I started a long reply to Ben's last long post a while back, but I realized I was mostly just repeating points I'd already made (though possibly worded better). That gets dreary after a while. So I'm going to put out a new bit of data (excerpted from the long reply) for Pseudo-Hegesippus's knowledge of Eusebius which is, admittedly not conclusive by itself but may add weight to the argument.
4. But the number of calamities which everywhere fell upon the nation at that time; the extreme misfortunes to which the inhabitants of Judea were especially subjected, the thousands of men, as well as women and children, that perished by the sword, by famine, and by other forms of death innumerable — all these things, as well as the many great sieges which were carried on against the cities of Judea, and the excessive sufferings endured by those that fled to Jerusalem itself, as to a city of perfect safety, and finally the general course of the whole war, as well as its particular occurrences in detail, and how at last the abomination of desolation, proclaimed by the prophets [Daniel 9:27] stood in the very temple of God, so celebrated of old, the temple which was now awaiting its total and final destruction by fire — all these things any one that wishes may find accurately described in the history written by Josephus (Eusebius HE 3.5.4)
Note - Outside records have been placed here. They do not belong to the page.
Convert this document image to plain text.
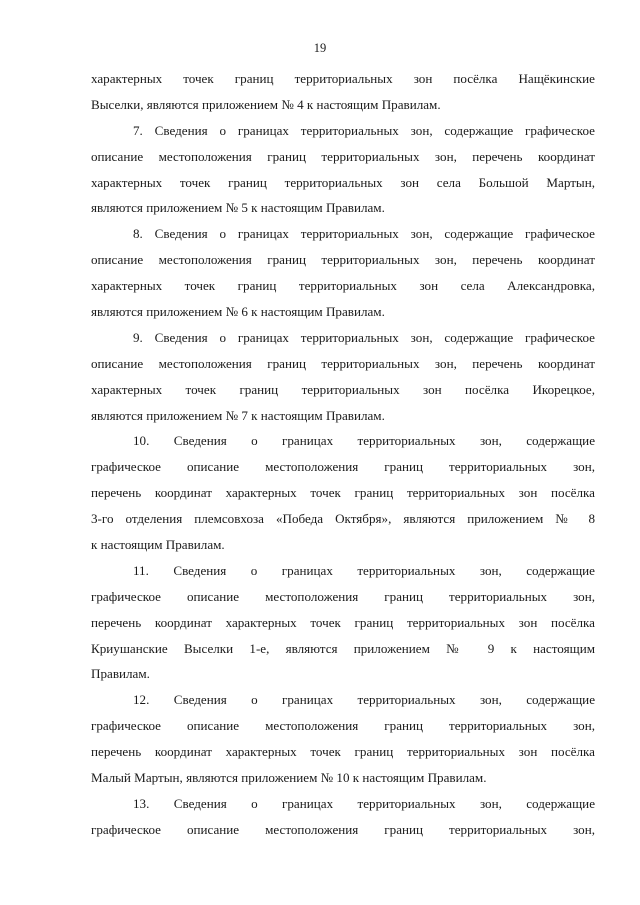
19
характерных точек границ территориальных зон посёлка Нащёкинские
Выселки, являются приложением № 4 к настоящим Правилам.
7. Сведения о границах территориальных зон, содержащие графическое
описание местоположения границ территориальных зон, перечень координат
характерных точек границ территориальных зон села Большой Мартын,
являются приложением № 5 к настоящим Правилам.
8. Сведения о границах территориальных зон, содержащие графическое
описание местоположения границ территориальных зон, перечень координат
характерных точек границ территориальных зон села Александровка,
являются приложением № 6 к настоящим Правилам.
9. Сведения о границах территориальных зон, содержащие графическое
описание местоположения границ территориальных зон, перечень координат
характерных точек границ территориальных зон посёлка Икорецкое,
являются приложением № 7 к настоящим Правилам.
10. Сведения о границах территориальных зон, содержащие
графическое описание местоположения границ территориальных зон,
перечень координат характерных точек границ территориальных зон посёлка
3-го отделения племсовхоза «Победа Октября», являются приложением № 8
к настоящим Правилам.
11. Сведения о границах территориальных зон, содержащие
графическое описание местоположения границ территориальных зон,
перечень координат характерных точек границ территориальных зон посёлка
Криушанские Выселки 1-е, являются приложением № 9 к настоящим
Правилам.
12. Сведения о границах территориальных зон, содержащие
графическое описание местоположения границ территориальных зон,
перечень координат характерных точек границ территориальных зон посёлка
Малый Мартын, являются приложением № 10 к настоящим Правилам.
13. Сведения о границах территориальных зон, содержащие
графическое описание местоположения границ территориальных зон,
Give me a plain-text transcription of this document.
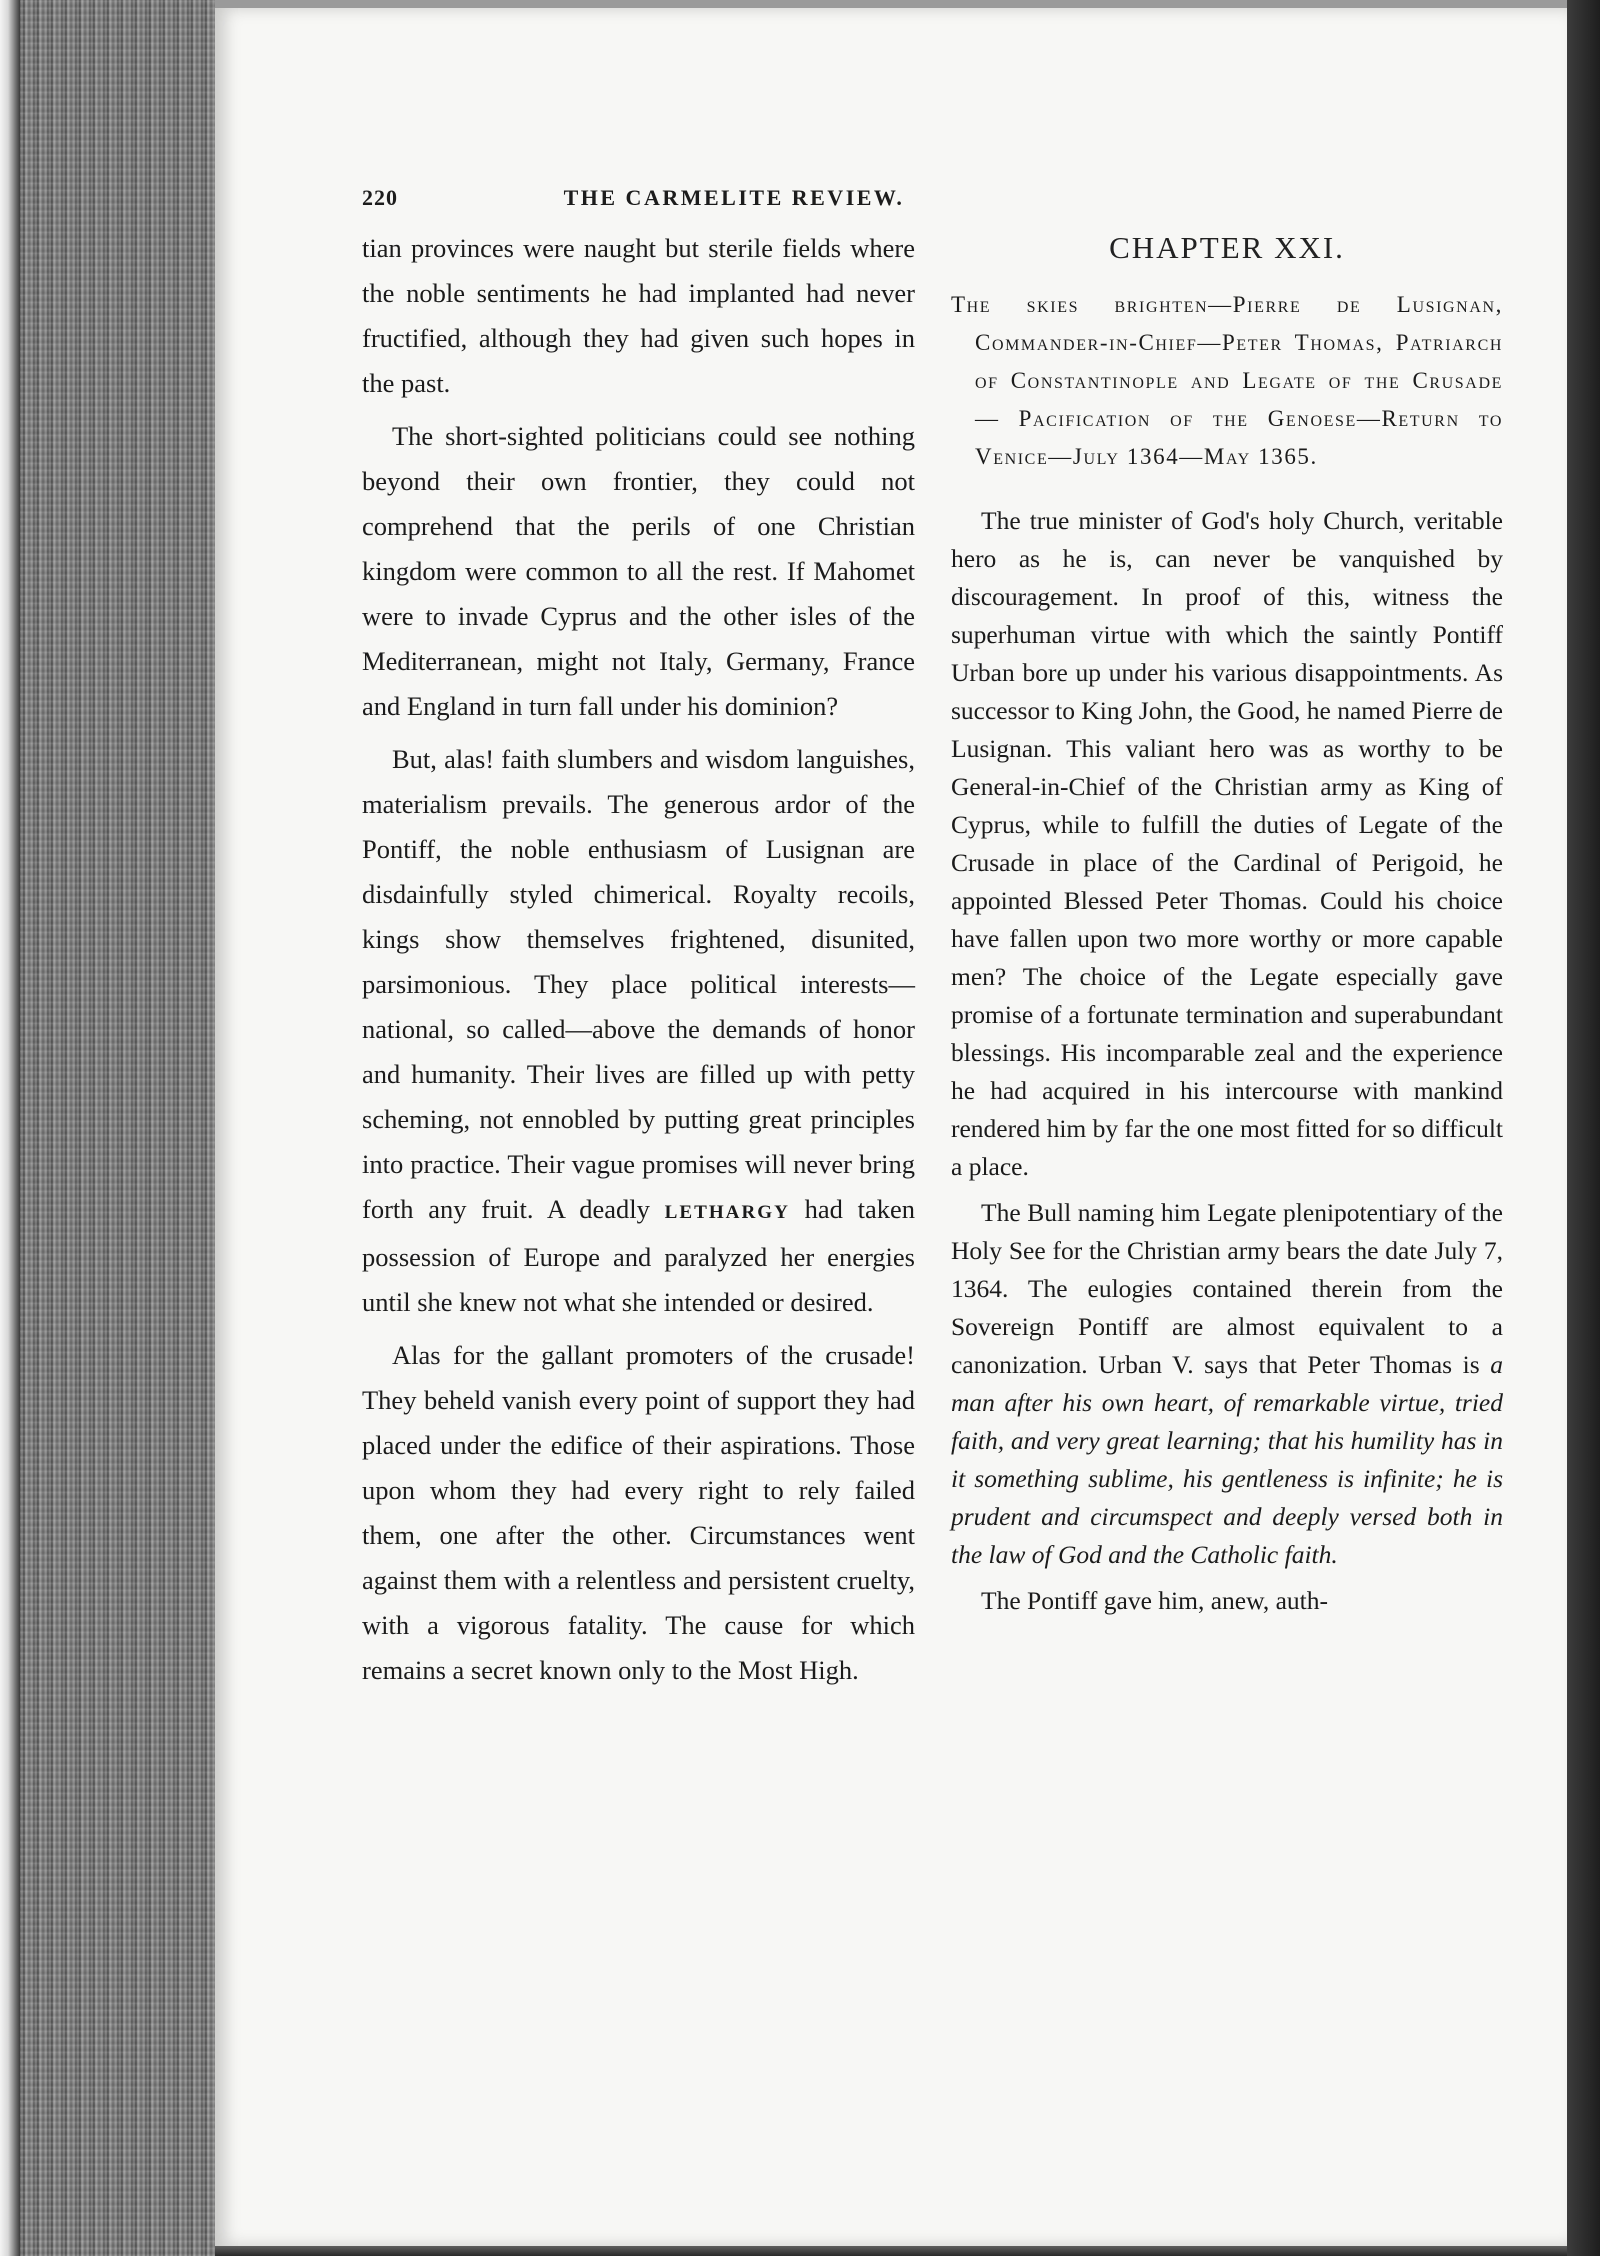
220	THE CARMELITE REVIEW.

tian provinces were naught but sterile fields where the noble sentiments he had implanted had never fructified, although they had given such hopes in the past.

The short-sighted politicians could see nothing beyond their own frontier, they could not comprehend that the perils of one Christian kingdom were common to all the rest. If Mahomet were to invade Cyprus and the other isles of the Mediterranean, might not Italy, Germany, France and England in turn fall under his dominion?

But, alas! faith slumbers and wisdom languishes, materialism prevails. The generous ardor of the Pontiff, the noble enthusiasm of Lusignan are disdainfully styled chimerical. Royalty recoils, kings show themselves frightened, disunited, parsimonious. They place political interests—national, so called—above the demands of honor and humanity. Their lives are filled up with petty scheming, not ennobled by putting great principles into practice. Their vague promises will never bring forth any fruit. A deadly LETHARGY had taken possession of Europe and paralyzed her energies until she knew not what she intended or desired.

Alas for the gallant promoters of the crusade! They beheld vanish every point of support they had placed under the edifice of their aspirations. Those upon whom they had every right to rely failed them, one after the other. Circumstances went against them with a relentless and persistent cruelty, with a vigorous fatality. The cause for which remains a secret known only to the Most High.

CHAPTER XXI.
The skies brighten—Pierre de Lusignan, Commander-in-Chief—Peter Thomas, Patriarch of Constantinople and Legate of the Crusade — Pacification of the Genoese—Return to Venice—July 1364—May 1365.

The true minister of God's holy Church, veritable hero as he is, can never be vanquished by discouragement. In proof of this, witness the superhuman virtue with which the saintly Pontiff Urban bore up under his various disappointments. As successor to King John, the Good, he named Pierre de Lusignan. This valiant hero was as worthy to be General-in-Chief of the Christian army as King of Cyprus, while to fulfill the duties of Legate of the Crusade in place of the Cardinal of Perigoid, he appointed Blessed Peter Thomas. Could his choice have fallen upon two more worthy or more capable men? The choice of the Legate especially gave promise of a fortunate termination and superabundant blessings. His incomparable zeal and the experience he had acquired in his intercourse with mankind rendered him by far the one most fitted for so difficult a place.

The Bull naming him Legate plenipotentiary of the Holy See for the Christian army bears the date July 7, 1364. The eulogies contained therein from the Sovereign Pontiff are almost equivalent to a canonization. Urban V. says that Peter Thomas is a man after his own heart, of remarkable virtue, tried faith, and very great learning; that his humility has in it something sublime, his gentleness is infinite; he is prudent and circumspect and deeply versed both in the law of God and the Catholic faith.

The Pontiff gave him, anew, auth-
I’ve included that last bit because of Eusebius’ claim, not only that the prophecy from Daniel 9.27 referred to the destruction of the temple by fire, but that you can find this in Josephus. Now, of course Josephus describes the destruction of the temple by fire in his work, and a Christian interpreter like Eusebius might well understand this to be a description of the fulfillment of Daniel’s prophecy, but Josephus does not explicitly connect the destruction of the temple by fire to Daniel’s prophecy about the abomination of desolation, as one might well understand Eusebius to be claiming.

The reason this is pertinent to the current discussion is that Pseudo-Hegesippus has Josephus (not the narrator of the Excidio, but Josephus the character within the narrative) give a speech in which he explicitly identifies the destruction of the temple by fire with Daniel’s prophecy about the abomination of desolation. What gave him the idea to do this?
Iosephus wept at this, he beseeched Iohannes, he lamented the condition of the country, he entreated with tearful speech, he called upon him as a fellow citizen although more stubborn than the rest, he bore witness that by the grace of omnipotent god he would be safe with his men, if only he would cease to arouse the Roman military to the overthrow of the city. When he was unable to prevail upon him: "It is not a wonder," he said, "Iohannes, if you persist all the way to the destruction of the city, since divine aid has already abandoned it. But it is a wonder that you do not believe it is about to be destroyed, since you may read the prophetic books, in which the destruction of our country has been announced to you and the restored greatness again destroyed by the Roman army. For what else does Daniel shout? He prophesized not indeed what had already been done but what would happen. What is the abomination of devastation which he proclaimed would be by the coming Romans, unless it is that which now threatens? What is that prophecy, which has been often recalled by us announced by god on high, that the city would be utterly destroyed at that time, when its fellow tribesmen will have been killed by the hands of the citizens, unless that which we see now being fulfilled? And perhaps, because it no longer pleases for the temple polluted with forbidden blood to be defended, it pleases that it be cleansed by fire.” (Excidio 5.31).